By the numbers, a write-down on Greek debt should be affordable. Some banks have already marked down their holdings to market prices. But several of the biggest holders, including Dexia, Société Générale, BNP Paribas and two German-owned state banks, have resisted admitting that their Greek bonds are worth, at best, 50 percent of their face value. Dexia has 3.4 billion euros on its books while Deutsche Bank holds 1.1 billion euros.

European policy makers are fearful of pushing Greece into default. Regulators want to wait until they can erect a firewall around Italian and Spanish debt and protect the European banks holding the bonds on their balance sheets at near or face value.

“Once you take a write-down on Greek debt for Dexia, this has systemic implications for the French and German banks,” said Karel Lannoo, the chief executive of the Center for European Policy Studies in Brussels. Dexia may be one of the worst-off banks, he said, but “the issue is the same for all banks — it will be the taxpayer that pays for this.”

European policy makers remain deeply divided on how to deal with the shaky banks.

The French government supports an exchange between Greece and bankers, which was negotiated in July as part of a second bailout for Athens.

But Germany has increasingly pushed for the banks to contribute a larger share of Greece’s growing bailout bill. Officials at the German finance ministry argue that the most efficient way to do this is for banks to take a 50 percent loss on their Greek bonds.

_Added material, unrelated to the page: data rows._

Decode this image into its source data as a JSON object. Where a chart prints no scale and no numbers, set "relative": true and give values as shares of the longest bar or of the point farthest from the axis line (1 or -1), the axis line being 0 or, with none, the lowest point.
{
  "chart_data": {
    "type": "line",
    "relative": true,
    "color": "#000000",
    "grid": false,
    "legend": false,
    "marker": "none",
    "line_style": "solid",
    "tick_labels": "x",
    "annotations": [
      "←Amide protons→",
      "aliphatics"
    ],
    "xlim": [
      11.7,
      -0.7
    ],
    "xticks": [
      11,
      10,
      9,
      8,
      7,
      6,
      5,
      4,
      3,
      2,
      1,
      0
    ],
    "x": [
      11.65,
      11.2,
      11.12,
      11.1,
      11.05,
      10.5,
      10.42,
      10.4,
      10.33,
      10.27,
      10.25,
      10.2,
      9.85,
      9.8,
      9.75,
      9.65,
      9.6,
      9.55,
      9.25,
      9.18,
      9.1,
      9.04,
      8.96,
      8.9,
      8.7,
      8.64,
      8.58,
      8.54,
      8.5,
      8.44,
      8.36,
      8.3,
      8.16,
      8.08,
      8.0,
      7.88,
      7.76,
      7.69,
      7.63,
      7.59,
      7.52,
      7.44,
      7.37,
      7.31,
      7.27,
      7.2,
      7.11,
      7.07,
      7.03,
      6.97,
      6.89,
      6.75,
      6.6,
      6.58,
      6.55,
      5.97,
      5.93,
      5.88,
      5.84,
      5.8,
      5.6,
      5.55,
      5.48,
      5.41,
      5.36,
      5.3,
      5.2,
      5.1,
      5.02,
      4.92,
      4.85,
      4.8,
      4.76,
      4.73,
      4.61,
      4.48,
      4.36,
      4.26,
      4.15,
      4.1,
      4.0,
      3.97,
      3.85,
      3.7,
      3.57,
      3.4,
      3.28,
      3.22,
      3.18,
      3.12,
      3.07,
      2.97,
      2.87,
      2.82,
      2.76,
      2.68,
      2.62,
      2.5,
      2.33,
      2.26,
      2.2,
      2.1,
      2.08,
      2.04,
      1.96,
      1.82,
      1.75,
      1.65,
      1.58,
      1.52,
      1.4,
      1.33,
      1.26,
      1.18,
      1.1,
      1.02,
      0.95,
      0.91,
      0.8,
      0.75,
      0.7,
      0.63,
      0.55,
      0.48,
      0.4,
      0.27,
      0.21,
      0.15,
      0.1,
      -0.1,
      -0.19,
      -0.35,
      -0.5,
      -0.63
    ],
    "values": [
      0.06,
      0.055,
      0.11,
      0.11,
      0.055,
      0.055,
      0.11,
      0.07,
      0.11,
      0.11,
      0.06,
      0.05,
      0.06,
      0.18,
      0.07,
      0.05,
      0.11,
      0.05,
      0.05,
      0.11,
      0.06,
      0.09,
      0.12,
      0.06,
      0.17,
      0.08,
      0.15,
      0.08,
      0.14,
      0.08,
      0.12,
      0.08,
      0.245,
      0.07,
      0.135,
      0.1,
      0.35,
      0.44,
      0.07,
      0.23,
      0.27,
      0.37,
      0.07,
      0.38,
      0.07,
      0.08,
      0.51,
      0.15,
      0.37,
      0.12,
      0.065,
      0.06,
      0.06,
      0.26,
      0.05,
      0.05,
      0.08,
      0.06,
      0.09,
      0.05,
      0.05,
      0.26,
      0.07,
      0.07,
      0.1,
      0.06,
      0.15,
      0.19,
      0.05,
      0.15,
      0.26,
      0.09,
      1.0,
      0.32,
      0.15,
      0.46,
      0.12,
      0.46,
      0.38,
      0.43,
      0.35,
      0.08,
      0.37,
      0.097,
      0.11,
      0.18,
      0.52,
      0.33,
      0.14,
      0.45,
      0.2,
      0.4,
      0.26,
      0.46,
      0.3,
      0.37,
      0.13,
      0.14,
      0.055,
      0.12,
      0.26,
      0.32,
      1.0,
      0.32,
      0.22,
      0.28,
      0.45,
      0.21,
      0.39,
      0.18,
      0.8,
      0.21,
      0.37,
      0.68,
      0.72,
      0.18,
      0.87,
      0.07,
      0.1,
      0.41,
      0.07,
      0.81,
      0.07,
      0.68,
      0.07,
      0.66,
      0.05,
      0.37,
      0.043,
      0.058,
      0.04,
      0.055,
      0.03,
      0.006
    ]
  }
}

Since the private sector deal was forged in July, the prices of Greek bonds in secondary markets have plunged to about 36 percent of face value, from 75 percent. That has put additional pressure on European policy makers to change the terms of the deal. On Monday, Jean-Claude Juncker, the prime minister of Luxembourg, who leads a permanent working group of euro zone finance ministers, cited the changing market conditions and added that Europe was discussing “technical revisions” to the exchange.

Analysts point out that the cost of this private sector initiative has increased significantly. As originally planned, Greece was supposed to borrow 35 billion euros to buy the AAA bonds needed to back the new securities created for the debt swap.

But the global rally in high-quality debt has made the bonds pricier. People involved in the deal now say that Greece may need to borrow an extra 12 billion euros.

While the question remains whether taxpayers or financial firms will make up the difference, European authorities may be moving closer to a coordinated effort on the banks.

Olli Rehn, the European commissioner for economic affairs, told The Financial Times on Tuesday that banks’ capital positions “must be reinforced to provide additional safety margins and thus reduce uncertainty.” He said there was “a sense of urgency,” acknowledging that officials were discussing measures to bolster the banks.

Mr. Rehn’s reported comments appear to be at odds with those of his colleague, Michel Barnier, the European commissioner responsible for financial services. On Tuesday, after a meeting of European Union finance ministers in Luxembourg, Mr. Barnier said that although bank recapitalization was proceeding, there was no need for new measures.

A growing number of economists, and some voices within the International Monetary Fund, argue that banks need to formally acknowledge their losses to restore their credibility.

“It is difficult to see how Greece gets out of this without a write-down of its debt,” said a senior I.M.F. official who refused to be identified because he was not authorized to speak publicly on the sensitive issue.

Stephen Castle contributed reporting.